Welcome to my new normal. It changes from day to day. In fact, I never know what “normal” is going to mean for me on a given day until I reach that day.
Will tomorrow be one of those “normal” days where I can walk with a modicum of difficulty? Or will it be one of those “normal” days where I can barely move and dare not go outside without my wife and my roller walker.
Will it be a “normal” day like today was? Got out of bed at 6, like normal. Took my seven pills with a glass of fiber supplement. Like normal. Rinsed out the coffee pot, dumped the grounds from the day before and poured new beans into the grinder. Just another normal morning.
Did some writing. Since retiring last March, I think I’m working harder than I was when I was working. Only now, instead of writing from the point of view of the Clinical Center at the National Institutes of Health, I am writing from my own point of view. I can write what I want, not what I have to. I'm pleased to be a writer for the Digital Journal. It gives me something to do.
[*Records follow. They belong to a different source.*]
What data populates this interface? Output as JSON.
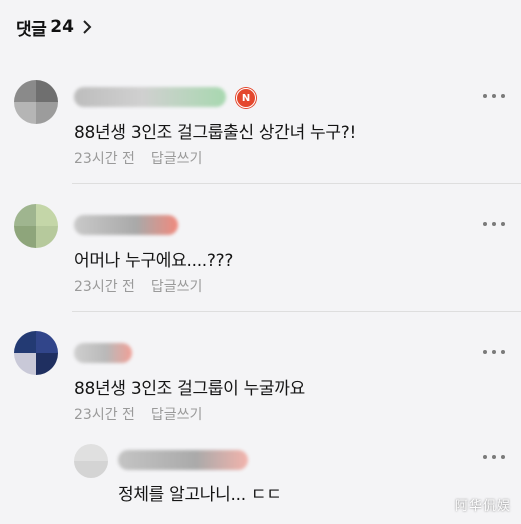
{
  "header": {
    "label": "댓글",
    "count": "24"
  },
  "comments": [
    {
      "text": "88년생 3인조 걸그룹출신 상간녀 누구?!",
      "time": "23시간 전",
      "reply_label": "답글쓰기",
      "badge": "N",
      "username_colors": [
        "#bdbdbd",
        "#d0d0d0",
        "#a8d8b0"
      ],
      "avatar_colors": [
        "#8a8a8a",
        "#6f6f6f",
        "#b5b5b5",
        "#9c9c9c"
      ]
    },
    {
      "text": "어머나 누구에요....???",
      "time": "23시간 전",
      "reply_label": "답글쓰기",
      "username_colors": [
        "#c9c9c9",
        "#a9a9a9",
        "#f08a7e"
      ],
      "avatar_colors": [
        "#9fb58f",
        "#c4d6a8",
        "#8ea57b",
        "#b6c99c"
      ]
    },
    {
      "text": "88년생 3인조 걸그룹이 누굴까요",
      "time": "23시간 전",
      "reply_label": "답글쓰기",
      "username_colors": [
        "#cfcfcf",
        "#b9b9b9",
        "#f0a097"
      ],
      "avatar_colors": [
        "#233a73",
        "#31458a",
        "#c9c9d8",
        "#1f2f60"
      ]
    }
  ],
  "reply": {
    "text": "정체를 알고나니... ㄷㄷ",
    "username_colors": [
      "#c4c4c4",
      "#aaaaaa",
      "#f2b3ac"
    ],
    "avatar_colors": [
      "#e0e0e0",
      "#d4d4d4"
    ]
  },
  "watermark": "阿华侃娱"
}
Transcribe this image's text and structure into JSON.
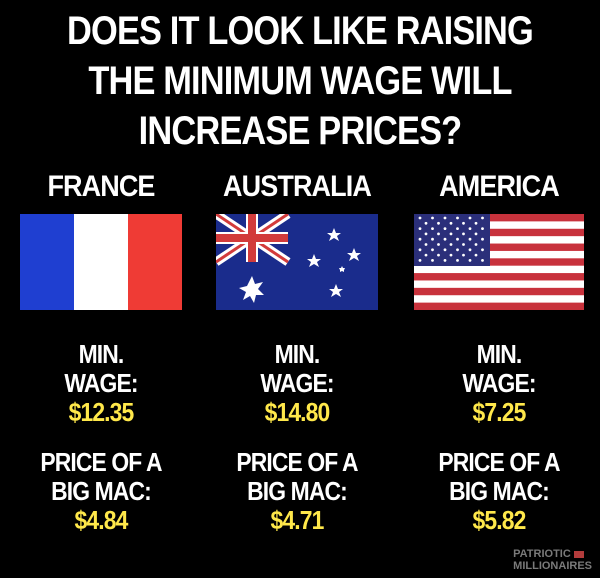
{
  "headline": {
    "lines": [
      "DOES IT LOOK LIKE RAISING",
      "THE MINIMUM WAGE WILL",
      "INCREASE PRICES?"
    ]
  },
  "countries": [
    {
      "name": "FRANCE",
      "wage_label_1": "MIN.",
      "wage_label_2": "WAGE:",
      "wage_value": "$12.35",
      "price_label_1": "PRICE OF A",
      "price_label_2": "BIG MAC:",
      "price_value": "$4.84"
    },
    {
      "name": "AUSTRALIA",
      "wage_label_1": "MIN.",
      "wage_label_2": "WAGE:",
      "wage_value": "$14.80",
      "price_label_1": "PRICE OF A",
      "price_label_2": "BIG MAC:",
      "price_value": "$4.71"
    },
    {
      "name": "AMERICA",
      "wage_label_1": "MIN.",
      "wage_label_2": "WAGE:",
      "wage_value": "$7.25",
      "price_label_1": "PRICE OF A",
      "price_label_2": "BIG MAC:",
      "price_value": "$5.82"
    }
  ],
  "brand": {
    "line1": "PATRIOTIC",
    "line2": "MILLIONAIRES"
  },
  "colors": {
    "background": "#000000",
    "text": "#ffffff",
    "value_highlight": "#ffe84a",
    "france_blue": "#1f3fd1",
    "france_white": "#ffffff",
    "france_red": "#ef3b35",
    "australia_blue": "#1a2c8c",
    "us_red": "#c8323c",
    "us_blue": "#2b2f7a"
  },
  "icons": {
    "france": "france-flag-icon",
    "australia": "australia-flag-icon",
    "america": "usa-flag-icon"
  }
}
Later in the morning, like normal, I got on the treadmill. My neurologist, who I love dearly, is one of those insufferable people who has lost a great deal of weight and, as a result, is enjoying health he has never known. Like anyone who has ever reformed from anything, reformed overweight people – especially doctors – like to instill others with the benefits of losing weight. Not that I disagree. Heck, I’m already 50 lbs. lighter than I was back in 2007 when I had deep brain stimulation as part of a clinical trial to see what effect it would have on people in the early stages of Parkinson’s disease.
But I’m no longer in the early stages. In fact, January 31, 2012 marks the 12th anniversary of my diagnosis. Let’s have some cake.
No, on second thought…
My neurologist wants me to lose more weight. So I got a treadmill some months ago. Odd how these things happen. Back when I got it last June, a “normal” workout was 30 minutes or at least a mile at 2.5 mph. But that was “normal” last June.
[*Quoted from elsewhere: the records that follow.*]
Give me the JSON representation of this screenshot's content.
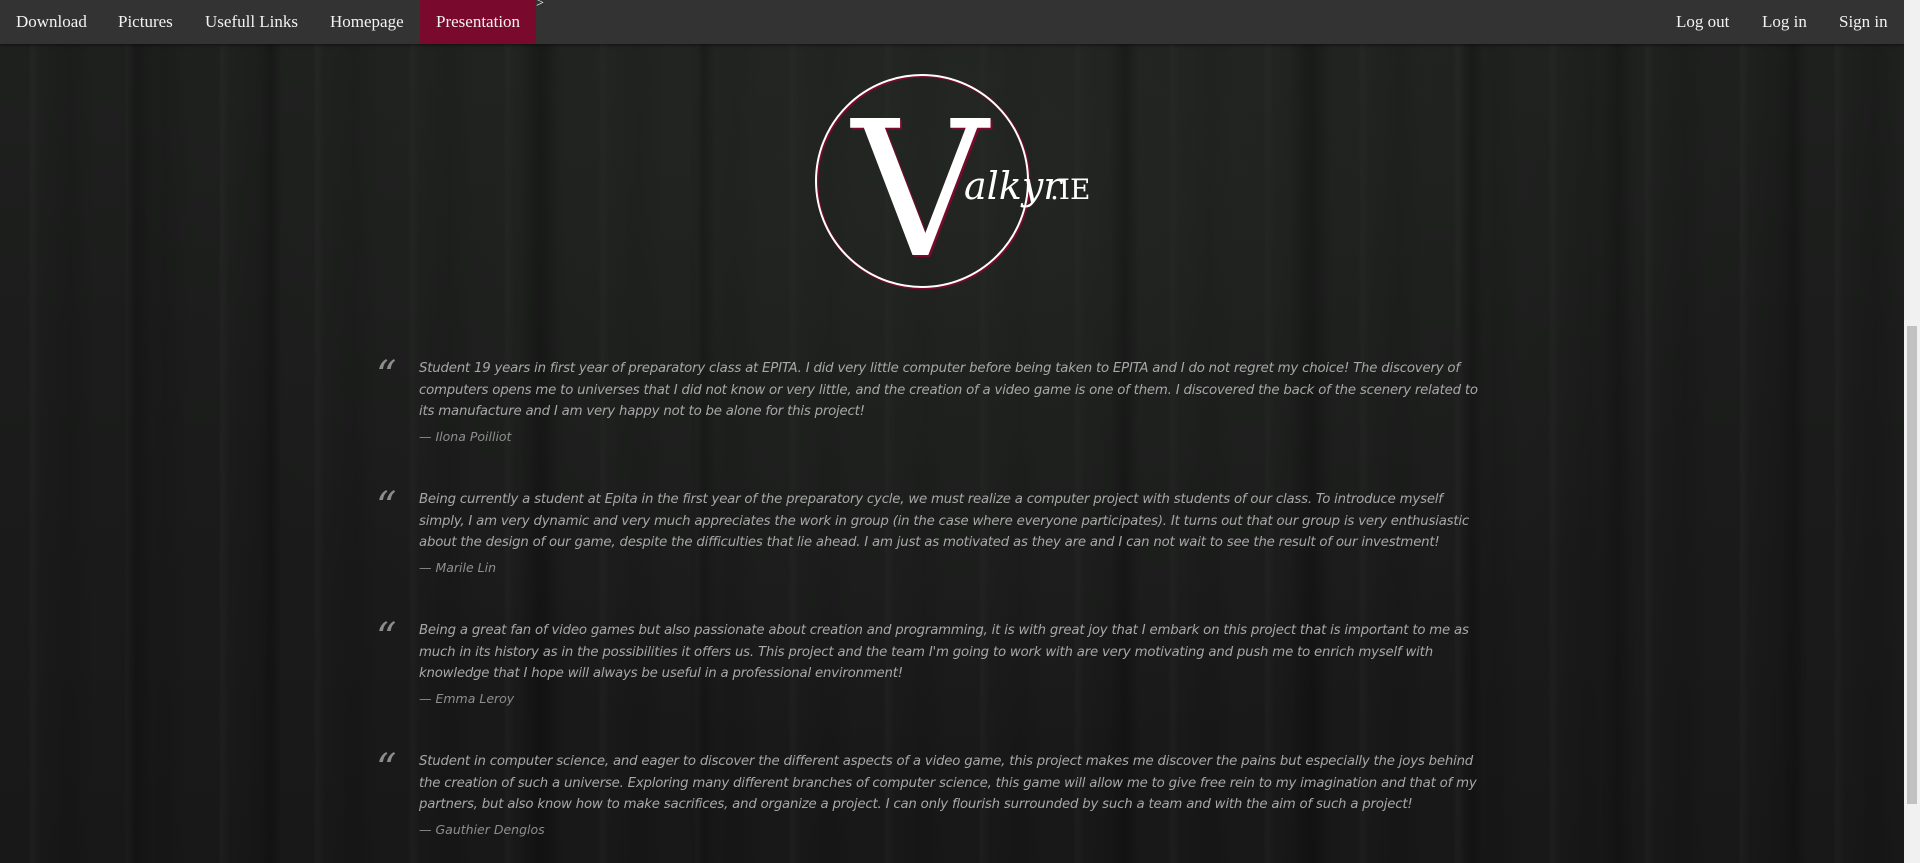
{
  "nav": {
    "items": [
      {
        "label": "Download"
      },
      {
        "label": "Pictures"
      },
      {
        "label": "Usefull Links"
      },
      {
        "label": "Homepage"
      },
      {
        "label": "Presentation",
        "active": true
      }
    ],
    "right_items": [
      {
        "label": "Log out"
      },
      {
        "label": "Log in"
      },
      {
        "label": "Sign in"
      }
    ],
    "stray_text": ">"
  },
  "logo": {
    "letter": "V",
    "script": "alkyr",
    "suffix": ".IE",
    "accent_color": "#7a0a2d"
  },
  "testimonials": [
    {
      "text": "Student 19 years in first year of preparatory class at EPITA. I did very little computer before being taken to EPITA and I do not regret my choice! The discovery of computers opens me to universes that I did not know or very little, and the creation of a video game is one of them. I discovered the back of the scenery related to its manufacture and I am very happy not to be alone for this project!",
      "author": "—  Ilona Poilliot"
    },
    {
      "text": "Being currently a student at Epita in the first year of the preparatory cycle, we must realize a computer project with students of our class. To introduce myself simply, I am very dynamic and very much appreciates the work in group (in the case where everyone participates). It turns out that our group is very enthusiastic about the design of our game, despite the difficulties that lie ahead. I am just as motivated as they are and I can not wait to see the result of our investment!",
      "author": "—  Marile Lin"
    },
    {
      "text": "Being a great fan of video games but also passionate about creation and programming, it is with great joy that I embark on this project that is important to me as much in its history as in the possibilities it offers us. This project and the team I'm going to work with are very motivating and push me to enrich myself with knowledge that I hope will always be useful in a professional environment!",
      "author": "—  Emma Leroy"
    },
    {
      "text": "Student in computer science, and eager to discover the different aspects of a video game, this project makes me discover the pains but especially the joys behind the creation of such a universe. Exploring many different branches of computer science, this game will allow me to give free rein to my imagination and that of my partners, but also know how to make sacrifices, and organize a project. I can only flourish surrounded by such a team and with the aim of such a project!",
      "author": "— Gauthier Denglos"
    }
  ],
  "quote_glyph": "“",
  "colors": {
    "navbar": "#333333",
    "active_tab": "#7a0a2d",
    "text": "#a7a7a7"
  }
}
Parkinson’s is a progressive disease. That means it gets worse. Oh, the rate of progression is different for every individual with the disease; and there are 1.5 million of us in America who have it. It never gets better. It only stays the same… or gets worse.
Today, “normal” was my normal workout… 14 minutes at 2 mph, then one minute at 1.5 mph. See, as of late, “normal” means my right arm begins to shake uncontrollably when I get 5 to 6 minutes into my workout. Then, when I’m done, it’s “normal” to have to get some help to get off the treadmill and make my way back to my desk chair or my recliner. But today, we found that yesterday’s “normal” was not today’s “normal.”
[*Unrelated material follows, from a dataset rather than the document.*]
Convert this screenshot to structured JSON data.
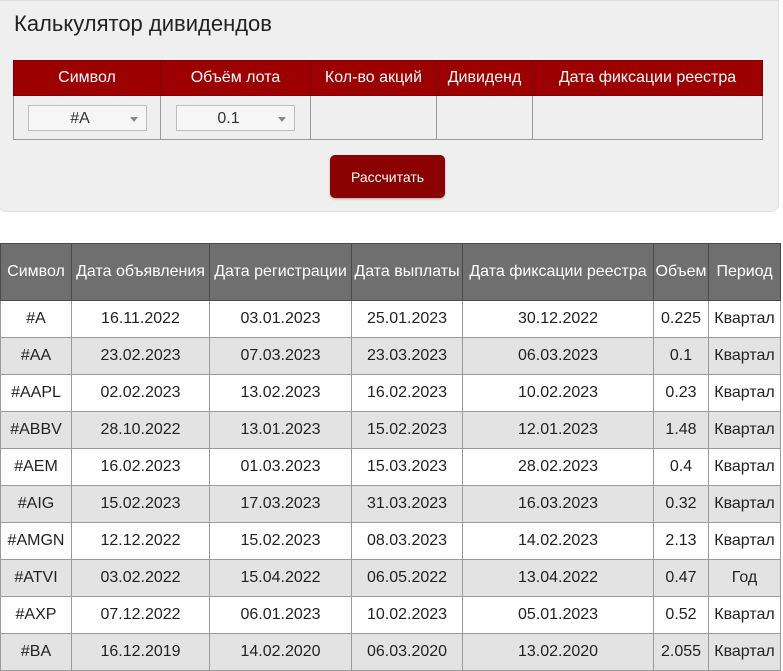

When I stopped the treadmill, I could not move my legs. Freezing of gait is nothing new for me. Most people who have had Parkinson’s for awhile know what it’s like when your feet ignore the orders sent by your brain to move, to take the next step Last year, “normal” meant I’d hesitate for a few moments, then if I couldn’t get restarted on my own, my wife Gail would take my hand and that would unfreeze me. The warming touch of her love, I guess. But that was “normal “ in 2011.
As of January 25, 2012, “normal” is not being able to get off the treadmill because my legs refuse to move. Well, that’s not quite accurate. They move. But they’re shaking. My body is bouncing up and down.
My walker is right there by the treadmill. But I can’t make my hands reach out to take it. I can’t let go of the handrails on the treadmill. Gail says something to me. I look at her, but say nothing. That’s because, as of this morning, it’s “normal” for me not to be able to speak when frozen.
Gail is nothing if not a good reader of faces. She came around to the treadmill, took my hand, and that unfroze me enough to grasp the walker. But it wasn’t enough to get me walking. I stood there, bouncing. Gail put her hands over my hands and together we took step after halting step to my desk chair.
I could speak now. But typing was out of the question. So I dictated an e-mail to my neurologist to update him on the latest meaning of the word “normal.” He called me as soon as he was finished with the patient he was seeing.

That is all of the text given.